Social and Legal factors – BST Impact
- This week we do not have commentary from the BST-Impact team, as we get ready to launch their first detailed monthly blog. This will build on their weekly blog comments to date, and pull it together into a coherent whole. Why are we doing this or being blunt, what does this have to do with investing ?
- To us, the legal approach being followed in Europe seems to be clear, with two linked strands of regulation. Both of these will directly impact most European companies, including their international operations. These regulations will not only impose direct costs, as companies will have to introduce new processes, they will also provide for sanctions and penalties to be imposed on laggards.
- These regulations will make companies responsible for the externalities that their operations generate, make sure that they are doing all they can to manage and reduce these and where they are not, give impacted individuals a route to legal redress. As an example of this, we highlight the story above – by the end of this year, the EU executive is expected to table a proposal for binding due diligence legislation to ensure Europe’s supply chains are more sustainable.
- The second aspect is the extent to which Europe is formalising international law directly into their own regulatory framework. As BST-Impact puts it “the increasing alignment of European law with the United Nations Guiding Principles on Business and Human Rights (UNGPs)”. This means that the scope for legal action against European companies increases.

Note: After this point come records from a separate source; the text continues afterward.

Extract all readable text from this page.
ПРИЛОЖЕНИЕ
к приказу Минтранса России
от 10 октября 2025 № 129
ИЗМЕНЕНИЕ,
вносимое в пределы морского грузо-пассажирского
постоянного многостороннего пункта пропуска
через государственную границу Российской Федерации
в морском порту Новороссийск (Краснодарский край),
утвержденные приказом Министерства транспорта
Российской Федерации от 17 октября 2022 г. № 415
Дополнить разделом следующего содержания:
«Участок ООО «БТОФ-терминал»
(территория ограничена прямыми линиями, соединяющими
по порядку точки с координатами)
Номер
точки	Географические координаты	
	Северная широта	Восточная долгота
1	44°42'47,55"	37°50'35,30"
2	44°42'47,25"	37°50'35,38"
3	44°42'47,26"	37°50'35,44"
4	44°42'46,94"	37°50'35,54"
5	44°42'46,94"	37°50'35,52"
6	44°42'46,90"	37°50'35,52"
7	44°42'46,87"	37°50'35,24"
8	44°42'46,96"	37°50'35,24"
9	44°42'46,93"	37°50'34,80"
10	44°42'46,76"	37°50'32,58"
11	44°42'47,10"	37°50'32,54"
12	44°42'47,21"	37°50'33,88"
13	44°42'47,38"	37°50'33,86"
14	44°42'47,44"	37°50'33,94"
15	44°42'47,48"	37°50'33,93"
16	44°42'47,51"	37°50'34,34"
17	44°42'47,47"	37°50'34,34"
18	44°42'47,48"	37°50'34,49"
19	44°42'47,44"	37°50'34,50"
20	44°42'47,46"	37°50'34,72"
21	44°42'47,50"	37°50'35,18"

- We consider that this is going to be an increasingly important issue for investor to be aware of, so watch out for the upcoming blog.
- Just a reminder. The team at Sustainable Investing is unqualified to discuss the legal implications of cases such as these. Fortunately, the BST-Impact team has many years’ experience with international human rights legislation. The importance of international human rights law to investors is becoming material, both from a risk perspective but also with regard to informed engagement. For follow up, consultancy and training etc, BST-Impact can be found here.
One last thought
The latest blog from Aswath Damodaran, slightly controversially titled, is worth a read. In this blog he picks up on points made by commentators such Tariq Fancy and others, but with a strong slant on the valuation arguments around ESG. For those who want a short summary, he argues that “ESG is not just a mistake that will cost companies and investors money, while making the world worse off, but that it create more harm than good for society”. I am normally a big fan of his work. In this case I think that while he makes some valid arguments, I also think he misses a couple of really important points. The most important to my mind is that sustainability is not just about doing a “good thing”. Politically, socially, legally and technologically, the world is changing. The companies that get ahead of this change will be best placed to create value, those that don’t run a real risk of financial failure. This can be reflected in very real valuation metrics and drivers.
Anyway, its worth a read. I am a great believer in listening to pretty much all points of view in the belief that I can always learn something if I keep an open mind.